The Mutational Landscape of Acute Myeloid Leukaemia Predicts Responses and Outcomes in Elderly Patients from the PETHEMA-FLUGAZA Phase 3 Clinical Trial
Rosa Ayala 1 2 3 4 , Inmaculada Rapado 1 2 4 , Esther Onecha 1 2 , David Martínez-Cuadrón 5 , Gonzalo Carreño-Tarragona 1 2 , Juan Miguel Bergua 6 , Susana Vives 7 , Jesus Lorenzo Algarra 8 , Mar Tormo 9 , Pilar Martinez 10 , Josefina Serrano 11 , Pilar Herrera 12 , Fernando Ramos 13 , Olga Salamero 14 , Esperanza Lavilla 15 , Cristina Gil 16 , Jose Luis López Lorenzo 17 , María Belén Vidriales 18 , Jorge Labrador 19 , José Francisco Falantes 20 , María José Sayas 21 , Bruno Paiva 4 22 , Eva Barragán 4 5 , Felipe Prosper 4 22 , Miguel Ángel Sanz 4 5 , Joaquín Martínez-López 1 2 3 4 , Pau Montesinos 4 5 , On Behalf Of The Programa Para El Estudio de la Terapeutica En Hemopatias Malignas Pethema Cooperative Study Group
We sought to predict treatment responses and outcomes in older patients with newly diagnosed acute myeloid leukemia (AML) from our FLUGAZA phase III clinical trial (PETHEMA group) based on mutational status, comparing azacytidine (AZA) with fludarabine plus low-dose cytarabine (FLUGA).

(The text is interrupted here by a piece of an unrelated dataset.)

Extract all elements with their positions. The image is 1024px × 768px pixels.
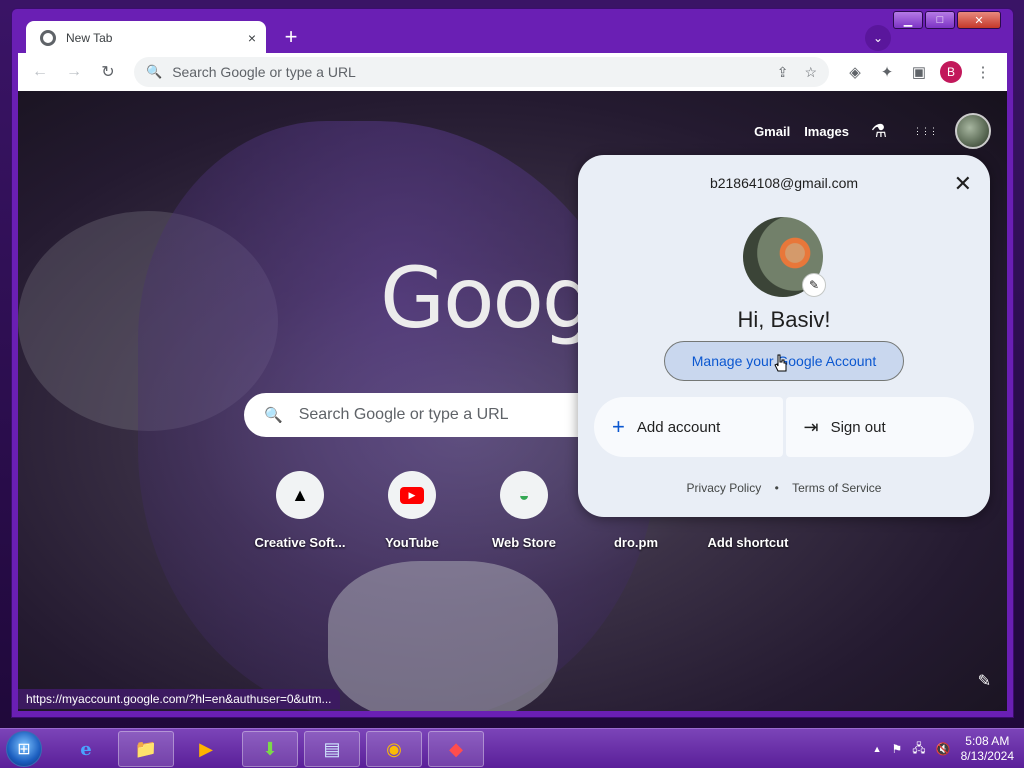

Mutational profiling using a custom 43-gene next-generation sequencing panel revealed differences in profiles between older and younger patients, and several prognostic markers that were useful in young patients were ineffective in older patients. We examined the associations between variables and overall responses at the end of the third cycle.
Patients with mutated DNMT3A or EZH2 were shown to benefit from azacytidine in the treatment-adjusted subgroup analysis. An analysis of the associations with tumor burden using variant allele frequency (VAF) quantification showed that a higher overall response was associated with an increase in TET2 VAF (odds ratio (OR), 1.014; p = 0.030) and lower TP53 VAF (OR, 0.981; p = 0.003).
In the treatment-adjusted multivariate survival analyses, only the NRAS (hazard ratio (HR), 1.9, p = 0.005) and TP53 (HR, 2.6, p = 9.8 × 10-7) variants were associated with shorter overall survival (OS), whereas only mutated BCOR (HR, 3.6, p = 0.0003) was associated with a shorter relapse-free survival (RFS). Subgroup analyses of OS according to biological and genomic characteristics showed that patients with low-intermediate cytogenetic risk (HR, 1.51, p = 0.045) and mutated NRAS (HR, 3.66, p = 0.047) benefited from azacytidine therapy.
In the subgroup analyses, patients with mutated TP53 (HR, 4.71, p = 0.009) showed a better RFS in the azacytidine arm. In conclusion, differential mutational profiling might anticipate the outcomes of first-line treatment choices (AZA or FLUGA) in older patients with AML. The study is registered at ClinicalTrials.gov as NCT02319135.